- Nickname: Siren
- Born: San Pedro, California, U.S.

World Series of Poker
- Money finishes: 25

= Shirley Rosario =

American poker player

Shirley Rosario is a poker player and former website owner. Born in San Pedro, California, she grew up in Torrance, California and currently resides in Downey.

Rosario is a former prop player at the Bicycle Casino. As a prop, Rosario played multiple games. In addition to her prop duties, she was a commentator for the casino's Live at the Bike show, which featured ring game poker games broadcast live over the Internet. The show later aired on The Poker Channel in the UK under the name The L.A. Poker Scene. Rosario spent 2006 recovering from cancer surgery. She is currently cancer free.

Rosario won at the 2005 Legends of Poker Omaha Championship and placed second to Phil Hellmuth in 2003 at the L.A. Poker Classic Omaha Championship. She also placed first at the 2003 Grand Slam of Poker No Limit Hold 'em Shootout at the Hustler Casino and three HORSE events at the Commerce Casino in 2009, 2010, and 2011.

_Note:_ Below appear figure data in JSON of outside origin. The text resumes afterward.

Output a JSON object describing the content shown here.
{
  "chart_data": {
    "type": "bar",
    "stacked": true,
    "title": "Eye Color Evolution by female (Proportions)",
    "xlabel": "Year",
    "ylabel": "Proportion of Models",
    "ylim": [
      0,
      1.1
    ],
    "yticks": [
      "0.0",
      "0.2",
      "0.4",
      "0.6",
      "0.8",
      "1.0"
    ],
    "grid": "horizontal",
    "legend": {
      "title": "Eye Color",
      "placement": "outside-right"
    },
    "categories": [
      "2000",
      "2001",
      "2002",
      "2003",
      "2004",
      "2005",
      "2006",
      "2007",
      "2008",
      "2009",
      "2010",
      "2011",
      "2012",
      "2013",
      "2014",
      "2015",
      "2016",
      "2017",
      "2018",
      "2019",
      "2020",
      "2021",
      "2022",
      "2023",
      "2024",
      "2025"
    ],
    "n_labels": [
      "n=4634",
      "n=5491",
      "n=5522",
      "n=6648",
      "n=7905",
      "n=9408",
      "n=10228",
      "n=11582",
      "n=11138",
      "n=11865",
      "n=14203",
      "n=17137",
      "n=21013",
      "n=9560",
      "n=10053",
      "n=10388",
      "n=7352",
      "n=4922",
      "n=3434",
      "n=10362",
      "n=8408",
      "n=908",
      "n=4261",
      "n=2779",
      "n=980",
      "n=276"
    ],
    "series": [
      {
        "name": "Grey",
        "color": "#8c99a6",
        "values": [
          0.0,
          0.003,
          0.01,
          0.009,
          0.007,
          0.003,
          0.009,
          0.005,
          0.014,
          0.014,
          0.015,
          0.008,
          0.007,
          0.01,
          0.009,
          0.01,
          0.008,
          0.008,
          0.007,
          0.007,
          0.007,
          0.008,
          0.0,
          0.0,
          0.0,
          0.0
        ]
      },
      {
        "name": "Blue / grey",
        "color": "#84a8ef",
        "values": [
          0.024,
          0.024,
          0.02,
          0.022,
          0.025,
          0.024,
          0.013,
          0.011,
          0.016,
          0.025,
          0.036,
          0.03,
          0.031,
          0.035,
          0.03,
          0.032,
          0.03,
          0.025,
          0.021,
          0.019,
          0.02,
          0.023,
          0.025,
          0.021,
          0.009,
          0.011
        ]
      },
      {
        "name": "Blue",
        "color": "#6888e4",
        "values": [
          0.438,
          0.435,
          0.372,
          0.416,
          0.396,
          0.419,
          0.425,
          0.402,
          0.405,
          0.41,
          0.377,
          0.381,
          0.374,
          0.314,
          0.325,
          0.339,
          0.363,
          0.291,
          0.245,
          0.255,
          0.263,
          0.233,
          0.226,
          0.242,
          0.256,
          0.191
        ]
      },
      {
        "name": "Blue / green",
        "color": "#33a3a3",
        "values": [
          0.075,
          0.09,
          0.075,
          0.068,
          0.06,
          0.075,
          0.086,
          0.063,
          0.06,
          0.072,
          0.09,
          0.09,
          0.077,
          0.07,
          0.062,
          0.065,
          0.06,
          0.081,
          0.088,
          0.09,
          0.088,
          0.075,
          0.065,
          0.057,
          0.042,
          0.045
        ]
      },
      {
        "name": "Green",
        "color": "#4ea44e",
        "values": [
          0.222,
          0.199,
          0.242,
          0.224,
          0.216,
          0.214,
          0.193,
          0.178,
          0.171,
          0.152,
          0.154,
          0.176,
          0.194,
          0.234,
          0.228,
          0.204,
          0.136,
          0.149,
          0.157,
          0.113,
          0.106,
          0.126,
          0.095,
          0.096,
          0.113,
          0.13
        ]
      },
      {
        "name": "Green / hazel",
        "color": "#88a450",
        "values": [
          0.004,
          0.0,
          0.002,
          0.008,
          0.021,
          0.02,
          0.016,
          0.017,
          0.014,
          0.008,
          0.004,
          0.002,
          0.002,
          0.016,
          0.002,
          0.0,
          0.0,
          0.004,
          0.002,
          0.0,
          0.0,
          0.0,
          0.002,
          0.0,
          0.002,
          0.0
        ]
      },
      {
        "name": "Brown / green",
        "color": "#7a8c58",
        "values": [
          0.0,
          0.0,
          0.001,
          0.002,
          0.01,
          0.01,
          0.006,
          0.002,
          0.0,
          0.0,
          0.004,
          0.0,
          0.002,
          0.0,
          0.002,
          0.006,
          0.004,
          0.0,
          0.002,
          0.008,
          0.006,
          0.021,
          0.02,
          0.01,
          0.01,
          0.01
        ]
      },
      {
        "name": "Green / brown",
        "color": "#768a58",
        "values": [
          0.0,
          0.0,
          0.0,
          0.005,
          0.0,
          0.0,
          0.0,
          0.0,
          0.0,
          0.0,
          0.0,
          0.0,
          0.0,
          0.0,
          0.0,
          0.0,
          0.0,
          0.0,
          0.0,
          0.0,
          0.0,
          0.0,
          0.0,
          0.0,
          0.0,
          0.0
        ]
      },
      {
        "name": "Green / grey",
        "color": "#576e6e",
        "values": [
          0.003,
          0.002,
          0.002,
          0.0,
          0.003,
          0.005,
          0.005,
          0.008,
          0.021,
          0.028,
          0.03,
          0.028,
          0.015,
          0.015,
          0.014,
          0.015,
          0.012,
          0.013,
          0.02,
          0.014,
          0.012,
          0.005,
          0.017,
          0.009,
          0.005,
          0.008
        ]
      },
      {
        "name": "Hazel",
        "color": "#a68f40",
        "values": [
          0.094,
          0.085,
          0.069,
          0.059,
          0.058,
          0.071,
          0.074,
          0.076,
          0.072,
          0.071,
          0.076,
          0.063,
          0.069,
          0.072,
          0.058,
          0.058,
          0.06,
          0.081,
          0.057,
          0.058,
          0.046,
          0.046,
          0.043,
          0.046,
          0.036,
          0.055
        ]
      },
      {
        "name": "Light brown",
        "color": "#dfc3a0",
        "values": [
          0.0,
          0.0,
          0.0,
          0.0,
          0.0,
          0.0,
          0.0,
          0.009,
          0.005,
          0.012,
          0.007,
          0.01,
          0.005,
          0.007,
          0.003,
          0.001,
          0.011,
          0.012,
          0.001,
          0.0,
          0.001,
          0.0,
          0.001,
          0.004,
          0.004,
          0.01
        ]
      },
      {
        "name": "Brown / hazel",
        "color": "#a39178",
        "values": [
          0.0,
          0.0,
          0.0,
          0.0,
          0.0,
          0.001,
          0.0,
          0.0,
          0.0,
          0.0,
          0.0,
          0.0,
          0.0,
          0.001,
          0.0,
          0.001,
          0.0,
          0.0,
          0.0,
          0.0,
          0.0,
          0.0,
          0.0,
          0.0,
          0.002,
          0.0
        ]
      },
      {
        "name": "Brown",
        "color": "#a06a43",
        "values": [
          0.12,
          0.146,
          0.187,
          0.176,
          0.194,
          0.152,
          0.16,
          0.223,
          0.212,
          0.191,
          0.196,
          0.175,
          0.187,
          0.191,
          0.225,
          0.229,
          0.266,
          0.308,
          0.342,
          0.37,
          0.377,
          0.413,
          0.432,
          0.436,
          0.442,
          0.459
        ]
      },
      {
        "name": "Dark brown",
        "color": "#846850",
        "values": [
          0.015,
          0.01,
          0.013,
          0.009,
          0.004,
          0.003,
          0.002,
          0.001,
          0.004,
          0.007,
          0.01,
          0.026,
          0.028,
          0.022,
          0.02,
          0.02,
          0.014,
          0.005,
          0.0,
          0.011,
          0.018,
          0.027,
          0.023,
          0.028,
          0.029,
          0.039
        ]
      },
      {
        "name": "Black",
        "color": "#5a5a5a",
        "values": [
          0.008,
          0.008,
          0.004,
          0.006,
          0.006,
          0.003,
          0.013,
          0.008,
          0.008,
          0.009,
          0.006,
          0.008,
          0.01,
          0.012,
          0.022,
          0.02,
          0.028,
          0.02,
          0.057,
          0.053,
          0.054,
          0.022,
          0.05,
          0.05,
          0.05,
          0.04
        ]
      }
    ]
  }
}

Rosario worked on the business side of poker. She owned and operated a poker information website, Poker-Babes.com, before selling it to PokerStars in 2010. She continues to be the face of the site and updates the blog occasionally. Rosario has been quoted as an expert on women in poker by The Times, the Associated Press and The New York Times,

In 2004, she appeared in Poker for Dummies with Chris Moneymaker.

As of 2018, Rosario's total live tournament winnings exceed $500,000.